Now, with Adscam and a growing list of regional tensions threatening national unity again, they'd do well to listen to the former Intergovernmental Affairs minister once more.

Meeting with the National Post editorial board yesterday, mostly to discuss Ottawa's Kyoto plans in his capacity as Environment Minister, the father of the Clarity Act was asked what he made of the recent handwringing over Quebec's purportedly reinvigorated sovereignty movement. Mr. Dion's response was ostensibly aimed at Stephen Harper and Jack Layton, but it should speak just as loudly to Liberals.

"To me, unity is above partisan politics," Mr. Dion said. "We should not encourage the mentality that if you have a disagreement with the government of the day, if you don't like the Premier or the Prime Minister, if you are mad because of the last scandal, then it makes sense to put your loyalties to the country on the table. This is a mistake. Other countries don't do it, but in Canada we're always doing it."

To try to use the separatist threat to bully the public or other politicians, Mr. Dion suggested, is a dangerous game: "It [reminds] me of Mulroney during Meech Lake. He was saying ... 'sign, sign, otherwise Quebecers may separate.' And then Quebecers were [saying] 'If the Prime Minister is saying to us we should separate, maybe we should.'"

Perhaps he really was just talking about the Conservatives and the NDP. But if so, it would mean Mr. Dion has tuned out the wave of Liberal ministers who've spent the past weeks cautioning Canadians that defeating them in the next election would - wait for it - increase the risk of Quebec separating.

The claim this past weekend from Joe Volpe, the Immigration Minister and Paul Martin's Ontario lieutenant, that "Stephen Harper is a more ardent provincialist and separatist than even Gilles Duceppe" was so absurd that it's almost not worth taking seriously. But more lucid offerings from other Liberals - including Public Works Minister Scott Brison, the point-man on Adscam damage control - suggest the party's campaign strategy will be to paint a Conservative government as the first step toward a oui vote.

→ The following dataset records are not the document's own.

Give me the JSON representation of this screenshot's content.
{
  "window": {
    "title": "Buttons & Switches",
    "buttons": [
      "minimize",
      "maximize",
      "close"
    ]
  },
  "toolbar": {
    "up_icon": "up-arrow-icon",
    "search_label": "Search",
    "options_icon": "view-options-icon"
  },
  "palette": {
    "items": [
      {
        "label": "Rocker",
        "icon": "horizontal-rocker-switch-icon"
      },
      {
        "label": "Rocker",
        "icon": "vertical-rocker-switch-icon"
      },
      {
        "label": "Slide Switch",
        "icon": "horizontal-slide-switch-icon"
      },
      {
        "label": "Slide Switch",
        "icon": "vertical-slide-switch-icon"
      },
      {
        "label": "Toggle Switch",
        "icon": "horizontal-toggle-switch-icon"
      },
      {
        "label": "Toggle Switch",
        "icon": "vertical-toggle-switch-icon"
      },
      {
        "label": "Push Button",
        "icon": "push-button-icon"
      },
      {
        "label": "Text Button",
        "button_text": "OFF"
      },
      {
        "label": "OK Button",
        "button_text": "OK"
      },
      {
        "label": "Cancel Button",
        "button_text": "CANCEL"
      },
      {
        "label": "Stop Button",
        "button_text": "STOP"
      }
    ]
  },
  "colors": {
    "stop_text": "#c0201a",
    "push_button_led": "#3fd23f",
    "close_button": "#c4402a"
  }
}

So now, we've got Quebecers effectively being told by the Conservatives and the NDP (along with the Bloc Quebecois, but that goes without saying) that the federal government's behaviour has given them reason to consider separating, and the Liberals telling them that the mere election of a different government may also give them reason to head for the hills.

It's a scenario that should give Mr. Dion nightmares: Federalists from all sides pouring gasoline on sovereignty's heretofore flickering flame.

Already, Liberal premiers of Quebec tend to complain so much about Ottawa that they create the impression that even federalists don't think confederation is working. But at least they could argue it's the only way they'll get elected over the real nationalists.

Federal politicians don't even have that excuse: Pure opportunism is the only reason they're willing to put separatism on the table. Unfortunately, that seems to be reason enough for most of Mr. Dion's colleagues.